Russian non-profit museum organization

The Association of Private and People's Museums of Russia (before August 2021 — the Association of Private Museums of Russia) is a non-profit organization founded in 2018 that unites private museums of Russia and museum specialists on a voluntary basis. The Association represents the interests of the museum community before the executive authorities and offers a permanent platform for private museums for open dialogue and sharing experience.; The mission of the Association is to popularize Russian folk culture, preserve the cultural code and cultural heritage, promote museum pedagogy and cultural tourism.

== History ==
The cross-regional Association of Private Museums of Russia was officially registered in 2018.
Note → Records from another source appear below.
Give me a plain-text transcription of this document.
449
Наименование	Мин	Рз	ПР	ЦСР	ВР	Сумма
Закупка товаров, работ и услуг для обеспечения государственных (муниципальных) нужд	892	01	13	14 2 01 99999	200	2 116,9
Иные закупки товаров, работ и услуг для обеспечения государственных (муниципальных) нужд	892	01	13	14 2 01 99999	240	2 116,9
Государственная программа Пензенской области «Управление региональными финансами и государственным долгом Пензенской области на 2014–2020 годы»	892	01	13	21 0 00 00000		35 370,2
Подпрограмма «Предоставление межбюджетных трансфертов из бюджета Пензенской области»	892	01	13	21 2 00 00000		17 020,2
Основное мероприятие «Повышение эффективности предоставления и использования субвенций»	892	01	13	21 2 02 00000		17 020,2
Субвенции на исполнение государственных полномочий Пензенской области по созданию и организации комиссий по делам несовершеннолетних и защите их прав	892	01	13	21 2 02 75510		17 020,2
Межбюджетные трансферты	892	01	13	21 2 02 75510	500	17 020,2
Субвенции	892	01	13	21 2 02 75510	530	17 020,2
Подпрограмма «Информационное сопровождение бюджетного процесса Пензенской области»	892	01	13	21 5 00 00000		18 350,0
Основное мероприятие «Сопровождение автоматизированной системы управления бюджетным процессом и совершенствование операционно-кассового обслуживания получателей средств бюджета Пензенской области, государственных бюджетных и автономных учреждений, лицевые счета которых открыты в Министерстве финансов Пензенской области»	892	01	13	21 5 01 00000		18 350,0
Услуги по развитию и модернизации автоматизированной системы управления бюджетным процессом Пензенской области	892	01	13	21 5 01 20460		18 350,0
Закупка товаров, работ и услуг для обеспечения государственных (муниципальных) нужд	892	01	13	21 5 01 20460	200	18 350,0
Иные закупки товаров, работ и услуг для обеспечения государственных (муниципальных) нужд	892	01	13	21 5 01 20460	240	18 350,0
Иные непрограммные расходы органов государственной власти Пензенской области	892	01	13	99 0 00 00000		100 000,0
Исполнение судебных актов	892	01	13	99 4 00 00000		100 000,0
In 2020, at the regular Congress of the museum community, the Charter of the Association was adopted and signed by 19 museums. The association includes more than 500 museums from 85 regions of Russia.

== Activity ==
The Association protects the collective interests and rights of its members. Main lines of action:

- creating of an information cluster that systematizes the information about cultural goods stored in private museums;
- improving the legal and regulatory framework for museum activities;
- organizing and holding professional exhibitions and conferences
- developing tourist infrastructures in the regions

As a result of the exhibition "Private Museums of Russia. Talents of Russia" held in Moscow in 2019 with the support of the Ministry of Culture of the Russian Federation, the first catalog of Private Museums of Russia was published in three languages (Russian, English, Chinese).

In 2020, after the museum lockdown, the Ministry of Culture of the Russian Federation, the Union of Museums of Russia, and the Association of Private Museums of Russia designed the 2021-2023 Development Program for Private Museums. The final document is advisory both for the Ministry of Culture and for local government.

In 2021, The Ministry of Culture, together with the Russian Union of Travel Industry and Tour Operators' Association of Russia, launched a new project "Museum Routes of Russia", in which the Association of Private Museums of Russia is directly involved.